The whole fabric of our political system is weakened by politicians who are so transparent. The D/FW Metroplex, the state, the nation, don’t need leaders with the character of Jim Wright. How could you be so shortsighted?
Aubrey C. Black
I take exception with your “Thumbs Down” to Attorney General Jim Mattox [September) and your interpretation of his actions at the Democratic National Convention. I am a Democrat, a Texan, and was an attender at the convention in Atlanta. So I sat with the Texas delegation. You indicated the attorney general of Texas should not have done so. Should he have tried for Delaware? As to the glare you mentioned on Mattox’s face, perhaps it was in the eye of the beholder. Maybe it should have been interpreted as focused attention.
I am proud of the job Ann Richards does as state treasurer and her fine speech in Atlanta.

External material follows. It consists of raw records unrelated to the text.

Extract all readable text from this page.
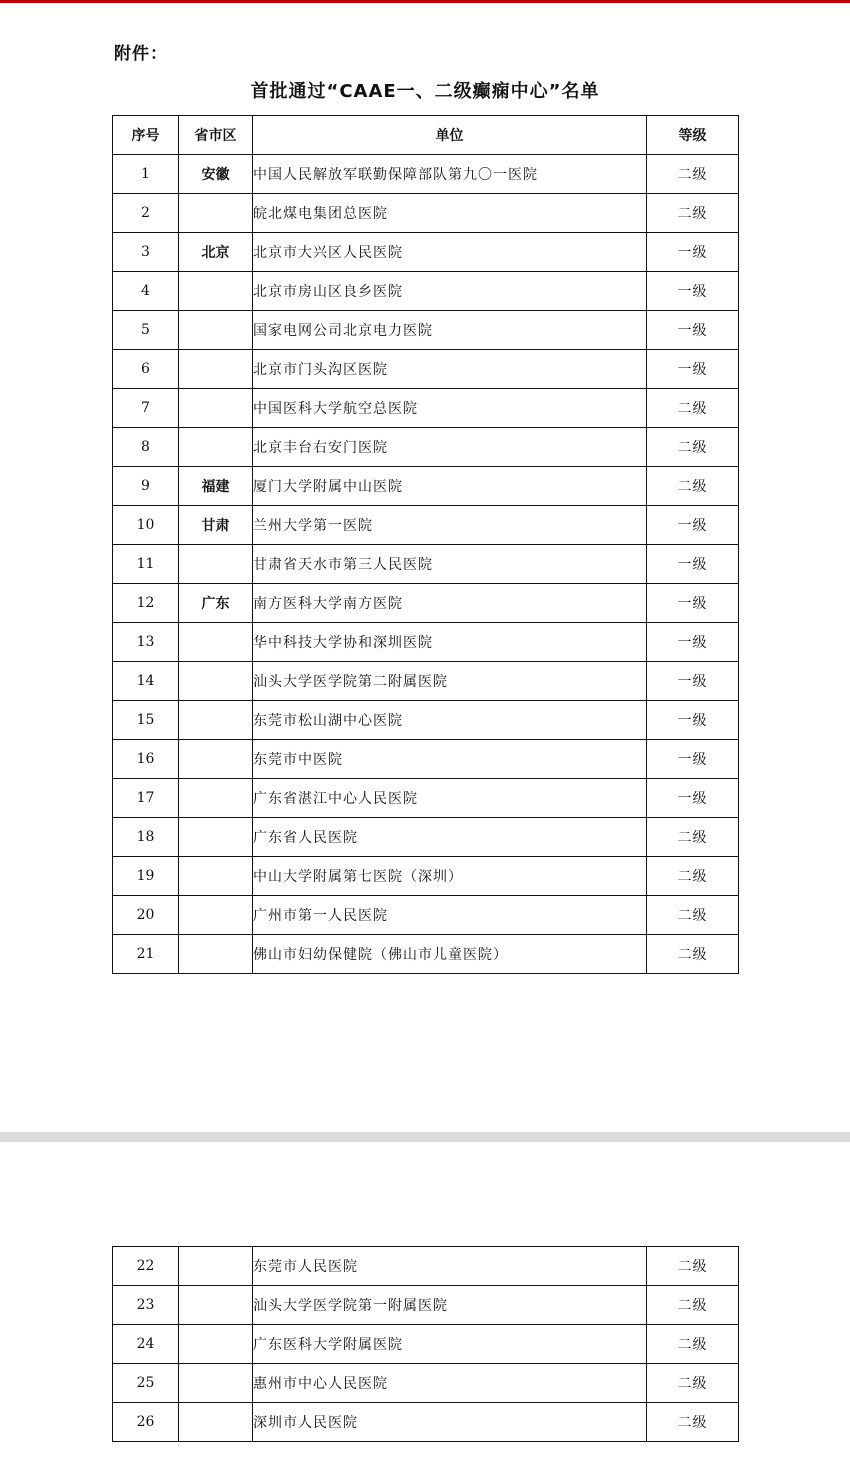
附件：
首批通过“CAAE一、二级癫痫中心”名单
序号	省市区	单位	等级
1	安徽	中国人民解放军联勤保障部队第九〇一医院	二级
2		皖北煤电集团总医院	二级
3	北京	北京市大兴区人民医院	一级
4		北京市房山区良乡医院	一级
5		国家电网公司北京电力医院	一级
6		北京市门头沟区医院	一级
7		中国医科大学航空总医院	二级
8		北京丰台右安门医院	二级
9	福建	厦门大学附属中山医院	二级
10	甘肃	兰州大学第一医院	一级
11		甘肃省天水市第三人民医院	一级
12	广东	南方医科大学南方医院	一级
13		华中科技大学协和深圳医院	一级
14		汕头大学医学院第二附属医院	一级
15		东莞市松山湖中心医院	一级
16		东莞市中医院	一级
17		广东省湛江中心人民医院	一级
18		广东省人民医院	二级
19		中山大学附属第七医院（深圳）	二级
20		广州市第一人民医院	二级
21		佛山市妇幼保健院（佛山市儿童医院）	二级
22		东莞市人民医院	二级
23		汕头大学医学院第一附属医院	二级
24		广东医科大学附属医院	二级
25		惠州市中心人民医院	二级
26		深圳市人民医院	二级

I am equally proud of Jim Mattox and his proven track record representing the people of Texas. I do not know for whom you speak when you state, “Mattox embarrassed us all,” but I am not among them!
Last Word On “Last Temptation”
Chris Tucker mentions that Christians have the right to “peacefully protest” The Last Temptation of Christ [“Parting Shot,” September], but if we are successful in this effort, he finds fault. Why protest if not to be effective? What would be the point?

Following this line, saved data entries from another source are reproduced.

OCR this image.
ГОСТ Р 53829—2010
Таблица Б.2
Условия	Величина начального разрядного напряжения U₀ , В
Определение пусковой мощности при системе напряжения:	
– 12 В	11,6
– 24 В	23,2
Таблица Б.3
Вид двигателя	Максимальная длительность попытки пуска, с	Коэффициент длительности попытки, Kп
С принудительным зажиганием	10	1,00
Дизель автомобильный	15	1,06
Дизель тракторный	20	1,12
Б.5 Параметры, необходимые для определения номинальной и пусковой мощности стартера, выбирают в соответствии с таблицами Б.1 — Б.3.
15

Jews stand firmly against material that teaches falsely about Hitler and his crimes. Blacks stand against material that falsely stereotypes them as Amos and Andy characters. Christians should stand against material that teaches falsely about Jesus.
Why does everyone get so offended by the Christians standing against falseness, yet support and defend other religions or races for the same type of cause?
I would like to suggest to you that not everybody who disagrees with Chris Tucker is a bigot. Are there unreligious bigots, too? I am a librarian and opposed to censorship in most instances. However, in this instance, it grieves me and other Christians to have Jesus made to seem like any other sinful earthling. He was a human being as well as God. As a human earthman he was sinless. We feel that this representation of Him in The Last Temptation is blasphemy.
Christians feel that this movie misrepresents our Lord. Not even fiction should take this kind of liberty with a real person. Moreover, we feel that some people who view the movie will have this misrepresentation as a lasting impression of Jesus and miss their chance at eternal life through rejection of Him. You see, it really is an extremely important matter for everybody and not just intolerance as Tucker thought.
I would rather think of this discussion of the film as a sincere disagreement among friends and fellow countrymen. It then is not necessary to label anybody anything.